Karachi, September 15, 2025: The State Bank of Pakistan (SBP) on Monday kept its benchmark policy rate unchanged at 11 percent, marking the third consecutive Monetary Policy Committee (MPC) meeting where policymakers paused monetary easing.
The decision was widely expected, with 13 of 14 analysts in a Reuters poll forecasting a hold, as the central bank weighed flood-driven inflation risks against a fragile economic recovery.
“This temporary yet significant flood-induced supply shock, particularly to the crop sector, may push up headline inflation and the current account deficit from earlier expectations in FY26,” the SBP said in a statement. It added, however, that the economy is on a “significantly stronger footing” to absorb the impact compared with previous flood disasters.
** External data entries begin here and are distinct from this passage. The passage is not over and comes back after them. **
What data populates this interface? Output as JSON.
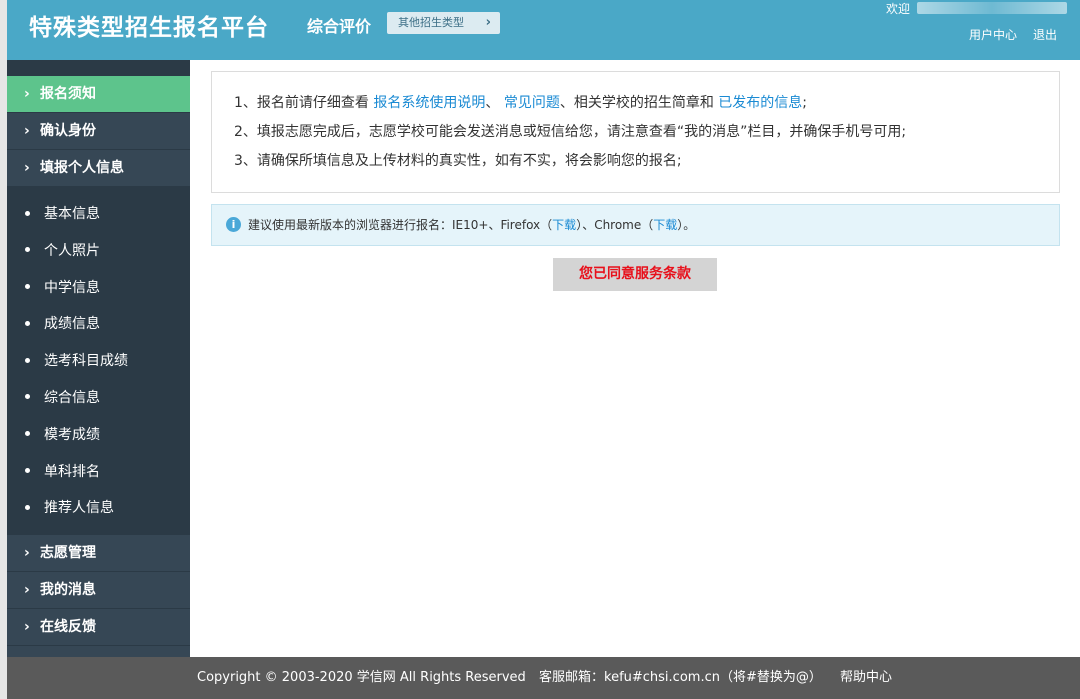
{
  "header": {
    "brand": "特殊类型招生报名平台",
    "subtitle": "综合评价",
    "other_types": "其他招生类型",
    "welcome": "欢迎",
    "user_center": "用户中心",
    "logout": "退出"
  },
  "sidebar": {
    "items_top": [
      {
        "label": "报名须知",
        "active": true
      },
      {
        "label": "确认身份"
      },
      {
        "label": "填报个人信息"
      }
    ],
    "sub_items": [
      {
        "label": "基本信息"
      },
      {
        "label": "个人照片"
      },
      {
        "label": "中学信息"
      },
      {
        "label": "成绩信息"
      },
      {
        "label": "选考科目成绩"
      },
      {
        "label": "综合信息"
      },
      {
        "label": "模考成绩"
      },
      {
        "label": "单科排名"
      },
      {
        "label": "推荐人信息"
      }
    ],
    "items_bottom": [
      {
        "label": "志愿管理"
      },
      {
        "label": "我的消息"
      },
      {
        "label": "在线反馈"
      }
    ]
  },
  "notice": {
    "line1_prefix": "1、报名前请仔细查看",
    "line1_link1": "报名系统使用说明",
    "line1_sep": "、",
    "line1_link2": "常见问题",
    "line1_mid": "、相关学校的招生简章和",
    "line1_link3": "已发布的信息",
    "line1_suffix": ";",
    "line2": "2、填报志愿完成后，志愿学校可能会发送消息或短信给您，请注意查看“我的消息”栏目，并确保手机号可用;",
    "line3": "3、请确保所填信息及上传材料的真实性，如有不实，将会影响您的报名;"
  },
  "tip": {
    "text1": "建议使用最新版本的浏览器进行报名：IE10+、Firefox（",
    "download1": "下载",
    "text2": "）、Chrome（",
    "download2": "下载",
    "text3": "）。"
  },
  "agree_button": "您已同意服务条款",
  "footer": {
    "copyright": "Copyright © 2003-2020 学信网 All Rights Reserved",
    "email": "客服邮箱：kefu#chsi.com.cn（将#替换为@）",
    "help": "帮助中心"
  }
}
Since late June, devastating floods have swept through Punjab’s farmlands, displacing 4.5 million people and disrupting supply chains. Authorities estimate nearly 950 deaths, the loss of 6,500 livestock, destruction of 8,200 homes, and widespread crop damage, raising fears of food inflation.
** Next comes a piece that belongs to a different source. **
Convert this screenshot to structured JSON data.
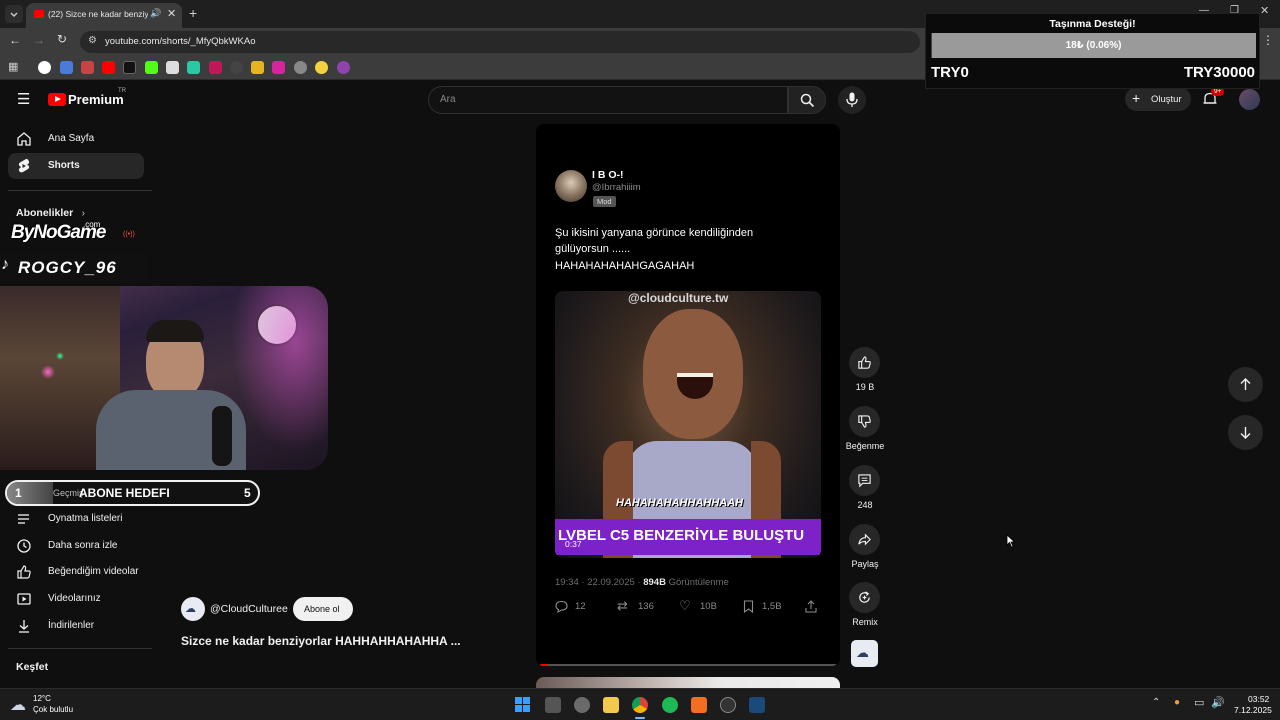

Analysts warned that losses in wheat, rice, and vegetables could keep inflation above the central bank’s 5–7% target. Wheat prices alone have surged about 50% over the past month. “Food inflation could face temporary shocks,” said Saad Hanif of Ismail Iqbal Securities.
While consumer inflation eased to 3% in August from 4.1% in July, the finance ministry cautioned that crop losses and extreme weather could soon reverse the trend. “Manufacturers have also raised selling prices, citing higher fuel and transport costs and delays in input deliveries caused by flooding,” said Ahmad Mobeen, senior economist at S&P Global Market Intelligence.
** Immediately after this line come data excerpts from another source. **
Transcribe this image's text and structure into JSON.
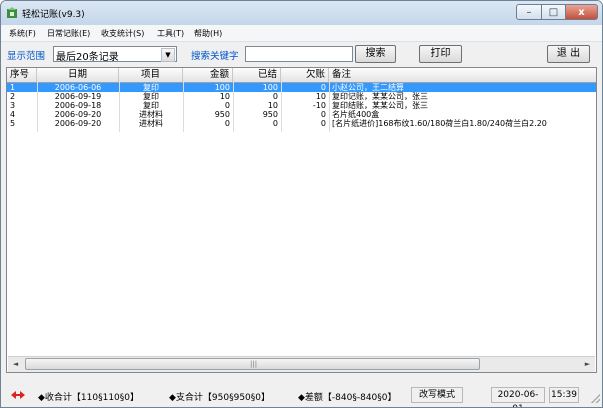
{
  "window": {
    "title": "轻松记账(v9.3)",
    "minimize": "–",
    "maximize": "□",
    "close": "x"
  },
  "menu": [
    "系统(F)",
    "日常记账(E)",
    "收支统计(S)",
    "工具(T)",
    "帮助(H)"
  ],
  "toolbar": {
    "range_label": "显示范围",
    "range_value": "最后20条记录",
    "search_label": "搜索关键字",
    "search_value": "",
    "search_button": "搜索",
    "print_button": "打印",
    "exit_button": "退 出"
  },
  "table": {
    "columns": [
      "序号",
      "日期",
      "项目",
      "金额",
      "已结",
      "欠账",
      "备注"
    ],
    "rows": [
      {
        "no": "1",
        "date": "2006-06-06",
        "item": "复印",
        "amount": "100",
        "settled": "100",
        "owed": "0",
        "note": "小赵公司，王二结算",
        "selected": true
      },
      {
        "no": "2",
        "date": "2006-09-19",
        "item": "复印",
        "amount": "10",
        "settled": "0",
        "owed": "10",
        "note": "复印记账，某某公司，张三",
        "selected": false
      },
      {
        "no": "3",
        "date": "2006-09-18",
        "item": "复印",
        "amount": "0",
        "settled": "10",
        "owed": "-10",
        "note": "复印结账，某某公司，张三",
        "selected": false
      },
      {
        "no": "4",
        "date": "2006-09-20",
        "item": "进材料",
        "amount": "950",
        "settled": "950",
        "owed": "0",
        "note": "名片纸400盒",
        "selected": false
      },
      {
        "no": "5",
        "date": "2006-09-20",
        "item": "进材料",
        "amount": "0",
        "settled": "0",
        "owed": "0",
        "note": "[名片纸进价]168布纹1.60/180荷兰白1.80/240荷兰白2.20",
        "selected": false
      }
    ]
  },
  "scrollbar": {
    "left": "◄",
    "right": "►",
    "grip": "|||"
  },
  "status": {
    "income": "◆收合计【110§110§0】",
    "expense": "◆支合计【950§950§0】",
    "diff": "◆差额【-840§-840§0】",
    "mode": "改写模式",
    "date": "2020-06-01",
    "time": "15:39"
  },
  "colors": {
    "selection": "#3399ff",
    "label_blue": "#0055cc",
    "title_bar": "#c4d6ea"
  }
}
The SBP has slashed rates by 1,100 basis points since June 2024, when they stood at a record 22% after inflation peaked near 40% in 2023. The last cut came in May, while rates were held steady in June amid oil price concerns linked to Middle East tensions.
Some analysts still see space for monetary easing. “Real interest rates are high enough to allow a cut, especially with the Fed turning dovish, but the floods are inflationary, particularly for food,” said independent analyst Ammar Habib.